I am currently involved with educational reform in Thailand as part of a CSR initiative (which I hope subsequently to expand to the rest of Asia).
The problem is that the majority of education systems is very much geared towards getting into a good university based on grades. And universities themselves often train people academically. The entire process is mostly exam driven. The difficulty that companies have is that many of the 'qualified' recruits often have little common sense, cannot think flexibly and independently and ironically cannot do the work they were supposedly trained to do.
The remarkable thing is that there is so little that one needs to know in order to do well at school and subsequently at university. This is because about 80% of the material is factual information that needs to be memorized; and traditionally this is taught by studying a relatively small body of 'standard' knowledge repetitively.

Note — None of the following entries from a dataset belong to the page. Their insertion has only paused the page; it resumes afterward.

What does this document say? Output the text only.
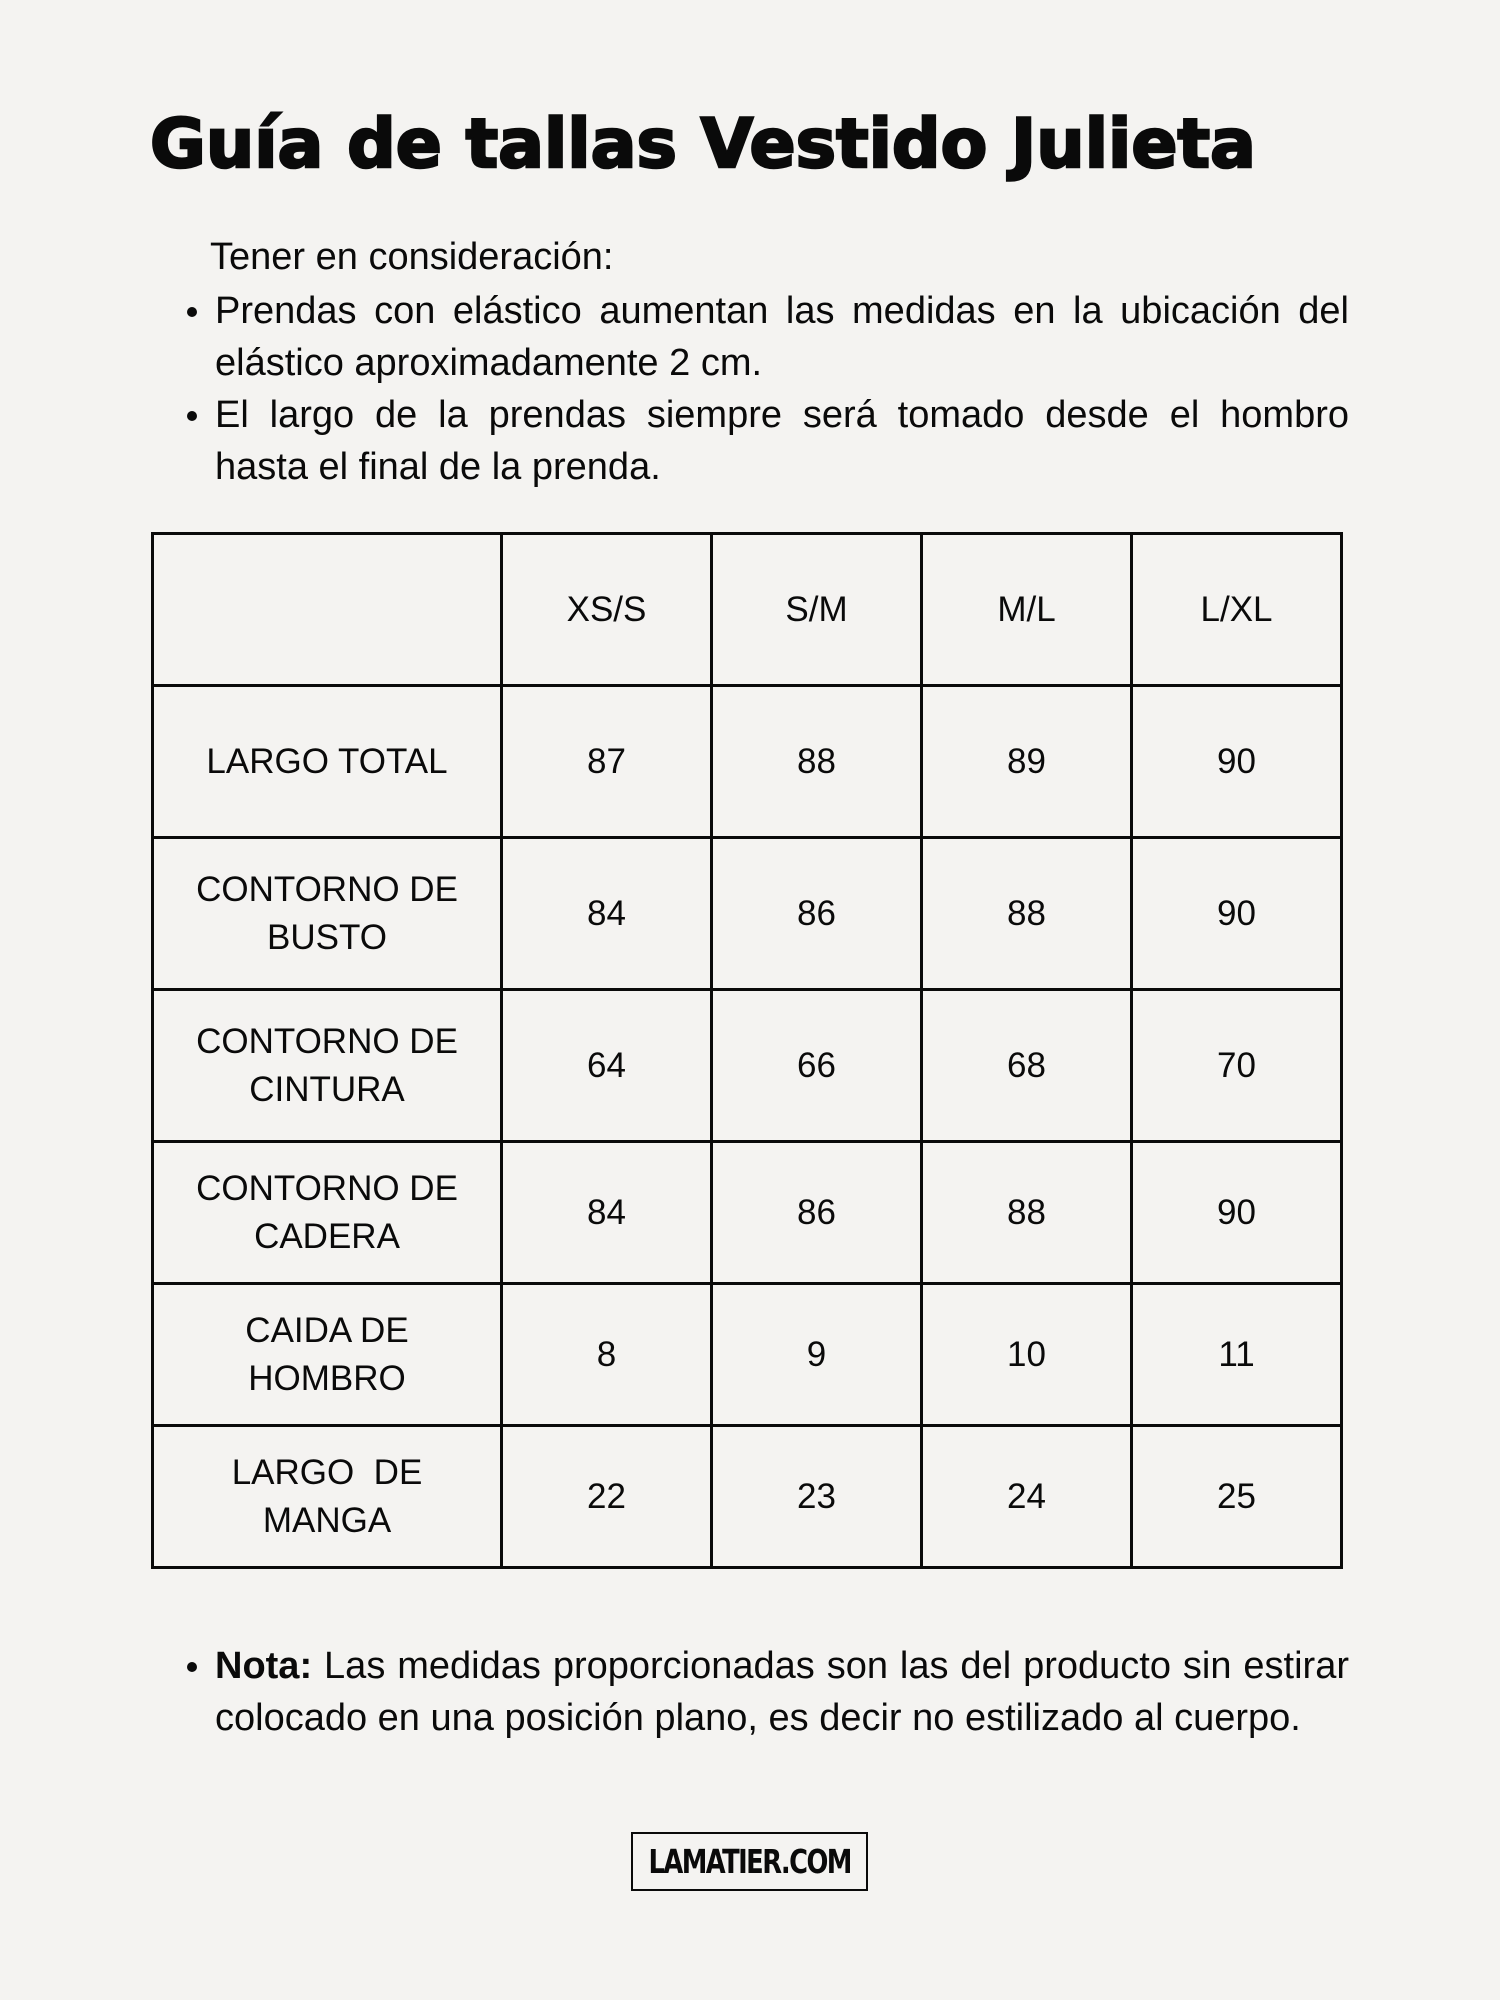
Guía de tallas Vestido Julieta
Tener en consideración:
Prendas con elástico aumentan las medidas en la ubicación del elástico aproximadamente 2 cm.
El largo de la prendas siempre será tomado desde el hombro hasta el final de la prenda.
	XS/S	S/M	M/L	L/XL
LARGO TOTAL	87	88	89	90
CONTORNO DE BUSTO	84	86	88	90
CONTORNO DE CINTURA	64	66	68	70
CONTORNO DE CADERA	84	86	88	90
CAIDA DE HOMBRO	8	9	10	11
LARGO  DE MANGA	22	23	24	25
Nota: Las medidas proporcionadas son las del producto sin estirar colocado en una posición plano, es decir no estilizado al cuerpo.
LAMATIER.COM
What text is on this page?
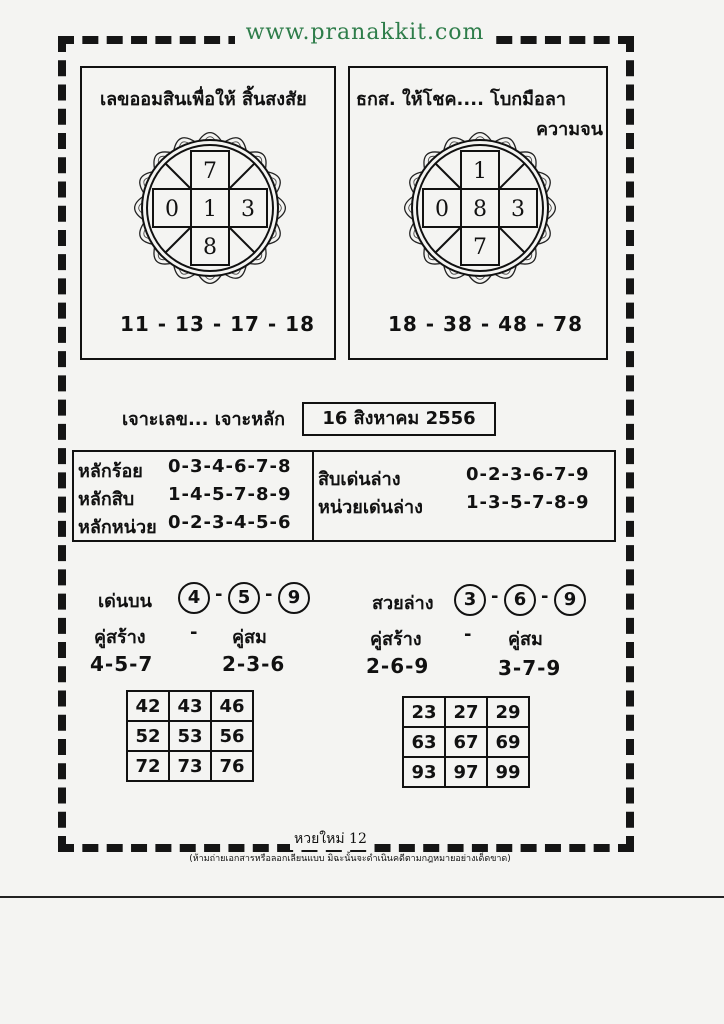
www.pranakkit.com
เลขออมสินเพื่อให้ สิ้นสงสัย
7
0 1 3
8
11 - 13 - 17 - 18
ธกส. ให้โชค.... โบกมือลา
ความจน
1
0 8 3
7
18 - 38 - 48 - 78
เจาะเลข... เจาะหลัก	16 สิงหาคม 2556
หลักร้อย 0-3-4-6-7-8
หลักสิบ 1-4-5-7-8-9
หลักหน่วย 0-2-3-4-5-6
สิบเด่นล่าง	0-2-3-6-7-9
หน่วยเด่นล่าง 1-3-5-7-8-9
เด่นบน	4 - 5 - 9
คู่สร้าง - คู่สม
4-5-7	2-3-6
42	43	46
52	53	56
72	73	76
สวยล่าง	3 - 6 - 9
คู่สร้าง - คู่สม
2-6-9	3-7-9
23	27	29
63	67	69
93	97	99
หวยใหม่ 12
(ห้ามถ่ายเอกสารหรือลอกเลียนแบบ มิฉะนั้นจะดำเนินคดีตามกฎหมายอย่างเด็ดขาด)
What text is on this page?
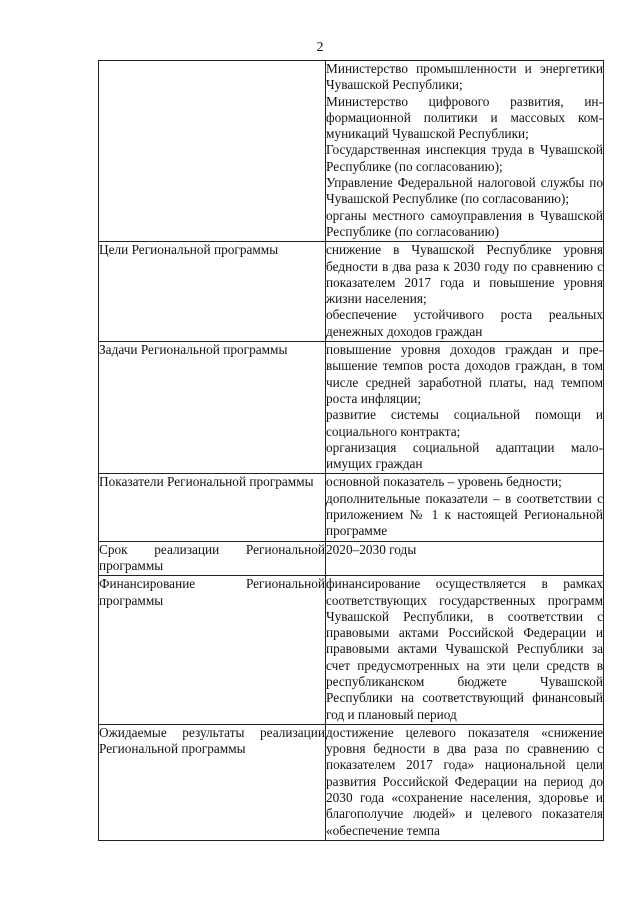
2

	Министерство промышленности и энергетики Чувашской Республики;

Министерство цифрового развития, информационной политики и массовых коммуникаций Чувашской Республики;

Государственная инспекция труда в Чувашской Республике (по согласованию);

Управление Федеральной налоговой службы по Чувашской Республике (по согласованию);

органы местного самоуправления в Чувашской Республике (по согласованию)

Цели Региональной программы	снижение в Чувашской Республике уровня бедности в два раза к 2030 году по сравнению с показателем 2017 года и повышение уровня жизни населения;

обеспечение устойчивого роста реальных денежных доходов граждан

Задачи Региональной программы	повышение уровня доходов граждан и превышение темпов роста доходов граждан, в том числе средней заработной платы, над темпом роста инфляции;

развитие системы социальной помощи и социального контракта;

организация социальной адаптации малоимущих граждан

Показатели Региональной программы	основной показатель – уровень бедности;

дополнительные показатели – в соответствии с приложением № 1 к настоящей Региональной программе

Срок реализации Региональной программы	2020–2030 годы

Финансирование Региональной программы	финансирование осуществляется в рамках соответствующих государственных программ Чувашской Республики, в соответствии с правовыми актами Российской Федерации и правовыми актами Чувашской Республики за счет предусмотренных на эти цели средств в республиканском бюджете Чувашской Республики на соответствующий финансовый год и плановый период

Ожидаемые результаты реализации Региональной программы	достижение целевого показателя «снижение уровня бедности в два раза по сравнению с показателем 2017 года» национальной цели развития Российской Федерации на период до 2030 года «сохранение населения, здоровье и благополучие людей» и целевого показателя «обеспечение темпа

This is why I believe that the way to benefit students in a way that is most relevant to them, and their teachers and parents, is to focus on developing their memory skills. As a side effect, this will help to develop imagination and creative thinking, visual thinking and organized thinking (using Mind Mapping, visual training and other techniques) . By introducing a "smarter, not harder" approach, I think we can open the door to other ways of being educated as well.
The kind of skills that I believe are critical are - people & communication skills, creative thinking, entrepreneurship, and learning skills (how and what to learn) as well as developing a "success" mindset.
My ideas regarding education are contentious. I'm not convinced that academic study aimed at achieving formal qualifications is effective. I believe that children (and adults) learn effectively through play and that "success" is achieved by pursuing a personal learning path in collaboration with others.